We present an OFELI program that solves the 2-D time-dependent incompressible Navier-Stokes equations. For this demo, we solve these equations by a time integration projection method. Space discretisation is handled by a triangular finite element method.

• We start by including the classes for fluid dynamics:

  #include "OFELI.h" #include "Fluid.h"

• Like for the previous example, we define an instance of class IPF to handle project data. We also define as data the Reynolds number Re.

  IPF proj(argv[1]); Verbosity = proj.getVerbose(); Mesh mesh(proj.getMeshFile()); theTimeStep = proj.getTimeStep(); theFinalTime = proj.getMaxTime(); int plot_flag = proj.getPlot(); double Re = proj.getDouble("Reynolds");

• To store the solution we define two files, for velocity and pressure by using the class IOField. The resulting velocity and pressure vectors will be stored in corresponding files for postprocessing.

  IOField vff(proj.getMeshFile(),proj.getString("v_file"),mesh,IOField::OUT); IOField pff(proj.getMeshFile(),proj.getString("p_file"),mesh,IOField::OUT);

• We now define vectors that will contain the solution (u and p for velocity and pressure respectively) and then we define an instance of class TINS2D3TS that solves 2-D incompressible Navier-Stokes equations using the projection method with P₁ elements for velocity and pressure. We also trasmit two data to this instance.

  Vect<double> u(mesh,"Velocity",0), p(mesh,"Pressure",0,1); TINS2DT3S eq(mesh); eq.Reynolds(Re); eq.setTolerance(proj.getTolerance());

  We have next to declare vectors for initial conditions, boundary conditions, ... To initialize these vectors, the class Prescription can be used. We note that these conditions are read in the same file as the project file.
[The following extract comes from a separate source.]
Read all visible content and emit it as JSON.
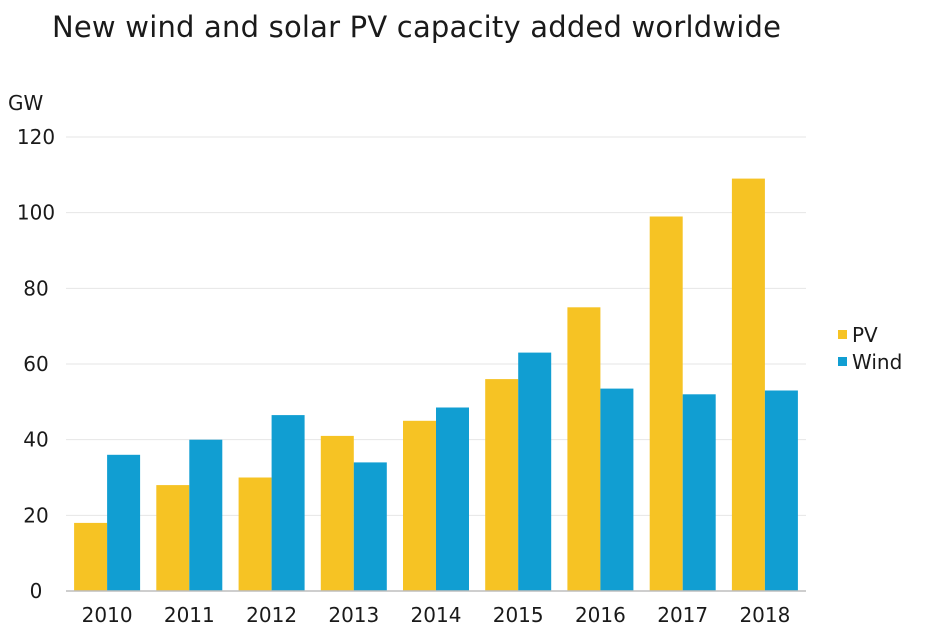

For instance to assign initial conditions, we can retrieve this information in this file, then transmit it to the equation by the member function setInput:

  Vect<double> bc(mesh), bf(mesh); Prescription pr(mesh,proj.getDataFile()); pr.get(INITIAL_FIELD,u); eq.setInput(INITIAL_FIELD,u);

• We are now ready to start computations, i.e. looping over time steps. We have to assign necessary data at each time step and then run the step.
  For each datum, we use the function get to obtain from the Prescription instance the vector, and then the function set to transmit to the TINS2DT3S instance the vector. We may also note that at each time step the vectors u and p contain respectively the velocity and pressure for the current time step, so we can save them in appropriate files.
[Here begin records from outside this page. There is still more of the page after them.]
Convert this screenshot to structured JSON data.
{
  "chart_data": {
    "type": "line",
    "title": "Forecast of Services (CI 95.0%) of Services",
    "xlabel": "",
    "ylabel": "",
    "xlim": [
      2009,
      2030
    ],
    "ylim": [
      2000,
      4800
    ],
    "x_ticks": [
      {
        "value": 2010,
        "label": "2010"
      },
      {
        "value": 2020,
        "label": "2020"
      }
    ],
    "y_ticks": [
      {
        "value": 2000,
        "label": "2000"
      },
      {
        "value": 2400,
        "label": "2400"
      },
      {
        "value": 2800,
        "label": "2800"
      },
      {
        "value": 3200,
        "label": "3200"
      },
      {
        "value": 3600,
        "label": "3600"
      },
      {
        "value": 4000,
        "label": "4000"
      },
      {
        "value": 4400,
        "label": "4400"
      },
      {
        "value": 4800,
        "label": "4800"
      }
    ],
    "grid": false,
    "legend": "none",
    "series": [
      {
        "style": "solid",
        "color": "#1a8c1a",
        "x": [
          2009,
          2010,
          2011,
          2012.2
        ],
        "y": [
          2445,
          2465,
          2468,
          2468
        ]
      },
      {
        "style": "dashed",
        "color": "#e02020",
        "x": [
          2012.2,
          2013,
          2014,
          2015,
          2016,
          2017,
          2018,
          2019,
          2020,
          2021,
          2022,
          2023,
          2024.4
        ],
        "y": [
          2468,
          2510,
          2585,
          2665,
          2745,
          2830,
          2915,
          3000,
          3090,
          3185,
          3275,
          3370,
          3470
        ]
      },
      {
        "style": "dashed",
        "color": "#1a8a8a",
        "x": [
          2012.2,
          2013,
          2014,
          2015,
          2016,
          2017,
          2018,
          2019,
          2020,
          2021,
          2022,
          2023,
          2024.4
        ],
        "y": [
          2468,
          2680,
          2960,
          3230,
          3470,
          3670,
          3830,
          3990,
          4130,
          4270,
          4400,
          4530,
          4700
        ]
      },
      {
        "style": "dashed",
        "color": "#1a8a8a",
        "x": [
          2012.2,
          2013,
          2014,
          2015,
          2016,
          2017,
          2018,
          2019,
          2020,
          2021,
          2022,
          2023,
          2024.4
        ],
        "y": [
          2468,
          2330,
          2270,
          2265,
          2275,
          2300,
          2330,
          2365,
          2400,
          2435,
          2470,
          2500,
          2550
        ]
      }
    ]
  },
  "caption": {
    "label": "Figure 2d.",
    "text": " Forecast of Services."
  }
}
  TimeLoop { eq.setInput(BOUNDARY_CONDITION,pr.get(BOUNDARY_CONDITION,theTime)); eq.setInput(BODY_FORCE,pr.get(BODY_FORCE,theTime)); eq.runOneTimeStep(); if (plot_flag>0 && theStep%plot_flag==0) { p.setTime(theTime); u.setTime(theTime); vff.put(u); pff.put(p); } }

  

An example

Let us run this program with the data presented in the following project file:

<?xml version="1.0" encoding="ISO-8859-1" ?> <OFELI_File> <info> <title></title> <date></date> <author></author> </info> <Project name="cavity"> <time_step value="0.01"/> <max_time value="0.5"/> <verbose value="1"/> <plot value="10"/> <mesh_file value="cavity-30.m"/> <parameter label="Reynolds" value="1"/> <parameter label="v_file" value="cavity.v"/> <parameter label="p_file" value="cavity.p"/> </Project> <Prescription> <BoundaryCondition code="2" dof="1">1</BoundaryCondition> </Prescription> </OFELI_File>

Note that we have also a section describing prescription data where a boundary condition is given: We impose the value 1.0 to the horizontal velocity dof="1" for nodes with a code equal to 2. All other data that are not given are by default set to 0.